Juana Romani
(Velletri 1867-1923 Suresnes)

Autoportrait

huile sur panneau,
(fragment du panneau avec la signature au verso),
63 x 50 cm

Vendu

 

 

Notice de l'oeuvre :

Juana Romani nait à Velletri en Italie. En 1877, elle s’installe avec sa mère et son beau-père Thémistocle Romani dans le quartier latin à Paris. Dès son plus jeune âge, elle pose dans de grandes écoles d’art. Douée d’un indéniable talent pour le dessin, elle est invitée par le sculpteur Filippo Calorossi à rejoindre l’académie qu’il a lui même fondée. Elle pose pour Alexandre Falguière (ill. 1) et Carolus Duran. Jean-Jacques Henner et Ferdinand Roybet, dont elle est l’élève, la prennent également pour modèle (ill. 2 et 3). Emile Durand-Gréville rapporte à ce sujet : "Henner m’a montré une tête de face aux grands yeux, au teint blanc mat, aux cheveux d’un roux ardent (grandeur nature). Étude, ou plutôt fantaisie d’après une Italienne de dix-sept ans, très jolie, celle-là même qui a posé pour Falguière la Diane Chasseresse. Elle est devenue depuis un peintre de talent. C’est Melle Juana Romani."
 



Juana Romani devient la maîtresse de Roybet en 1884. A l’âge de dix-neuf ans, elle cesse finalement son activité de modèle pour se consacrer pleinement à son art. La jeune femme peut être considérée comme l’une des meilleures élèves d’Henner et de Roybet. Influencée par ces derniers, elle parvient toutefois à s’éloigner de ses maîtres en accordant une grande importance à la description d’étoffes luxueuses et chatoyantes. Elle expose régulièrement au Salon de la Société des artistes français de 1888 à 1904. Juana Romani s’impose en quelques années comme la portraitiste du tout Paris fortuné. Elle réalise des effigies de la princesse Joachim Murat, de la duchesse de Palmella, de la Comtesse de Briche, etc. Elle peint également des figures de jeunes filles de la Bible ou de la mythologie, cadrées à mi-corps, séductrices, parées et richement vêtues (ill. 4 et 5).
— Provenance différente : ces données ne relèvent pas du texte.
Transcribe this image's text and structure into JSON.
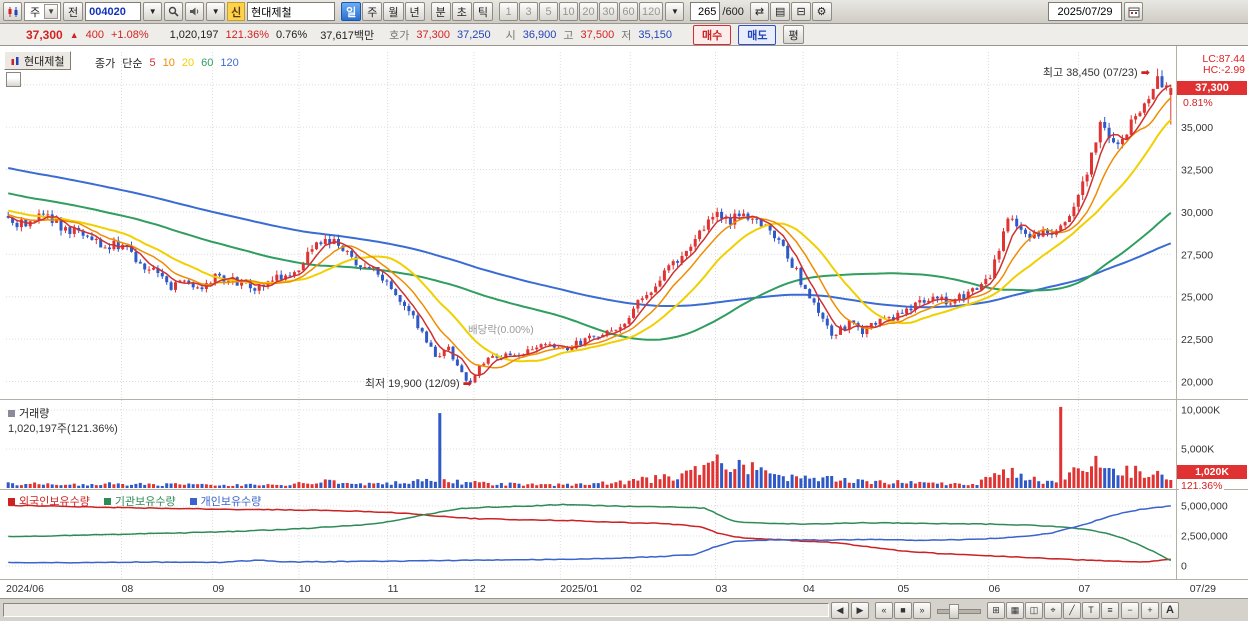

Ces portraits, hors du temps, plongent les modèles dans des atmosphères mystérieuses, parfois théâtralisées et proches de certaines œuvres préraphaélites.
 

Notre tableau représente un autoportrait de Juana Romani : on discerne les traits de la jeune femme, reconnaissable à son visage triangulaire, ses grands yeux noirs et sa longue chevelure rousse. Notre œuvre peut être rapprochée d’un autre portrait de l’artiste, dans lequel le regard intense qui fixe le spectateur, l’extraordinaire chevelure rousse et la pose du modèle confèrent à ce visage, empreint de sensualité, une impression de force intérieure inquiétante (ill. 6). Dans notre œuvre, les longs doigts effilés, presque crochus, le visage émacié, fortement modelé par une lumière intense, le sourire énigmatique de la jeune femme dénotent un goût pour l’esthétique macabre en vogue à la fin du XIXème siècle. La palette restreinte et le puissant clair-obscur renforcent cette sensation de mystère et d’étrangeté.
 


Par sa dimension symboliste, notre portrait va au delà des portraits mondains de Juana Romani et du portrait du musée Henner : le visage blême, les paupières baissées évoquent le sommeil, la mort, le voyage intérieur, le rêve et la méditation. Les yeux sont traditionnellement la métaphore du miroir de l’âme. Ici, Juana Romani clôt volontairement cette porte d’accès à l’œuvre. Tout passe par la chevelure, comme dans les poèmes de Baudelaire, La Chevelure et Un hémisphère dans une chevelure, tirés respectivement des Fleurs du Mal et du Spleen de Paris. En effet, la puissance évocatrice de la chevelure féminine ouvre les portes de l’imagination. Comme dans le poème de Baudelaire où le parfum des cheveux conduit le poète à la rêverie, les yeux clos et le sourire pénétré nous plongent dans un ailleurs, au-delà du réel, et nous invitent à une expérience sensible : les yeux sont fermés, libérant les autres sens, l’ouïe, l’odorat et le toucher représenté par les doigts enfoncés dans la poitrine. L’expression et le geste de la jeune femme évoquent un état de transe, et sa nudité renvoie à un paradis perdu. En se représentant telle une Marie-Madeleine, à demi-nue, baignée dans un intense clair-obscur et s’abandonnant dans une sorte d’extase, Juana Romani confère une dimension spirituelle à son œuvre, et introduit un parallèle ambigu entre l’amour mystique et l’érotisme.